Urteil des Bundesgerichtshofs zeigt Dilemma auf

Leidvermeidung am Lebensende nur mit Patientenverfügung

Gestern hat der Bundesgerichtshof entschieden, dass Ärzte nicht haften müssen, wenn sie einen kommunikations- und bewegungsunfähigen Patienten mittels Magensonde am Leben erhalten. Auch, wenn der Sohn dagegen ist.

Der Bundesgerichtshof (BGH) urteilte in einem gestern beendeten Schadensatzprozess, es verbiete sich, ein Weiterleben als Schaden anzusehen. Der Sohn eines Patienten hatte auf Schmerzensgeld geklagt, weil er die Zwangsernährung für eine "sinnlose Verlängerung des Leidens" hielt.
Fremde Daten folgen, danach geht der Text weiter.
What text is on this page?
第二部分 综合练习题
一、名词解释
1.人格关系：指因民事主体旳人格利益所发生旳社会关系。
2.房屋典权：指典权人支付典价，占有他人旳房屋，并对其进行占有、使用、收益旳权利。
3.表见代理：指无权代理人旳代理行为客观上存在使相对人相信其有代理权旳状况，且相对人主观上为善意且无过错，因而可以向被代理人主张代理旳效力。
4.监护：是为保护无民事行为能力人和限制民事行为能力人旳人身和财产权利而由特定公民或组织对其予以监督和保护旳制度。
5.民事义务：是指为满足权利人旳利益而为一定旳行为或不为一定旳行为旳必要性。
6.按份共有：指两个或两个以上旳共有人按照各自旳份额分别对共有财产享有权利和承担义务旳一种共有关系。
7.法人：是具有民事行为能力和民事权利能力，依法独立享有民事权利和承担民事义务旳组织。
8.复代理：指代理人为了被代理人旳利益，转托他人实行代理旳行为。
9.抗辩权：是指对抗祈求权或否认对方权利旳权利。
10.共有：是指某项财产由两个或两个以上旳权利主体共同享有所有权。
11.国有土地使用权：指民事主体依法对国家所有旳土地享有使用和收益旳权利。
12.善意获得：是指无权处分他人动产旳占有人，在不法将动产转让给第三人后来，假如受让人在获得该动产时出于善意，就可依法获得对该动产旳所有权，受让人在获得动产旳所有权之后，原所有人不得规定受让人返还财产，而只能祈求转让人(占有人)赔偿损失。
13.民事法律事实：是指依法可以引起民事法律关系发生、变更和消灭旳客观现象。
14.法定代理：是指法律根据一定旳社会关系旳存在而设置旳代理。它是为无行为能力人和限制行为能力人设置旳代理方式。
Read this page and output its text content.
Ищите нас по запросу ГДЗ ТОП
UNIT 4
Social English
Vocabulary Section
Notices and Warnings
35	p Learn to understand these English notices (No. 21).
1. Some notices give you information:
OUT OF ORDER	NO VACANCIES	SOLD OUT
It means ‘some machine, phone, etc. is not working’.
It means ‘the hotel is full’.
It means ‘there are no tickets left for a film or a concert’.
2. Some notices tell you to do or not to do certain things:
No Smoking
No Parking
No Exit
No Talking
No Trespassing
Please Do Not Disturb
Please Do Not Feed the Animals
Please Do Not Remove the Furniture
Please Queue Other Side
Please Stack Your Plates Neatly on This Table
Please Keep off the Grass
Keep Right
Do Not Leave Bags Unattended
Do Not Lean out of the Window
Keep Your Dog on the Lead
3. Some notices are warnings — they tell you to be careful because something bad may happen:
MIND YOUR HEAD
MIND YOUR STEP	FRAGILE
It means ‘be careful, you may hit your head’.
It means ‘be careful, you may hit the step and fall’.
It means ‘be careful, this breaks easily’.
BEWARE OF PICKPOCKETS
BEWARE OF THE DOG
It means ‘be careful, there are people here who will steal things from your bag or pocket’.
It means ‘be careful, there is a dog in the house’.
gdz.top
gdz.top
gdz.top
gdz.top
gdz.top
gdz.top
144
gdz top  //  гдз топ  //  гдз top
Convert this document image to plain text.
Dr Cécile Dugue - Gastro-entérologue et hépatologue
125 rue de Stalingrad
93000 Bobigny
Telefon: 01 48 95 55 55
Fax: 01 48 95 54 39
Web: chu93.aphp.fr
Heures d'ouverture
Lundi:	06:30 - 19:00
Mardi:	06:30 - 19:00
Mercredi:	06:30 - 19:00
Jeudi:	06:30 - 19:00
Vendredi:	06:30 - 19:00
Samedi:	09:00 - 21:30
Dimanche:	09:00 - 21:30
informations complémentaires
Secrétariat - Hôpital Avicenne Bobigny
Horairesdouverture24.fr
Die Richter beriefen sich bei ihrer Entscheidung auf das Grundgesetz. Keine Rechtsprechung und keine staatliche Gewalt könne sich anmaßen, darüber zu urteilen, ob das Leben lebenswert sei.

Interessanterweise hat die Vorinstanz, das Oberlandesgericht München, im Jahre 2017 "die Ansicht des Klägers geteilt, dass der Arzt die Sondenernährung nicht hätte weiterlaufen lassen dürfen, ohne die Situation mit dem bestellten Betreuer gründlich zu erörtern. Wegen verletzter Aufklärungspflichten sprachen die Richter dem Sohn damals 40.000 Euro Schmerzensgeld zu. Der BGH hob dieses Urteil nun auf." (Zitat: Tagesschau.de)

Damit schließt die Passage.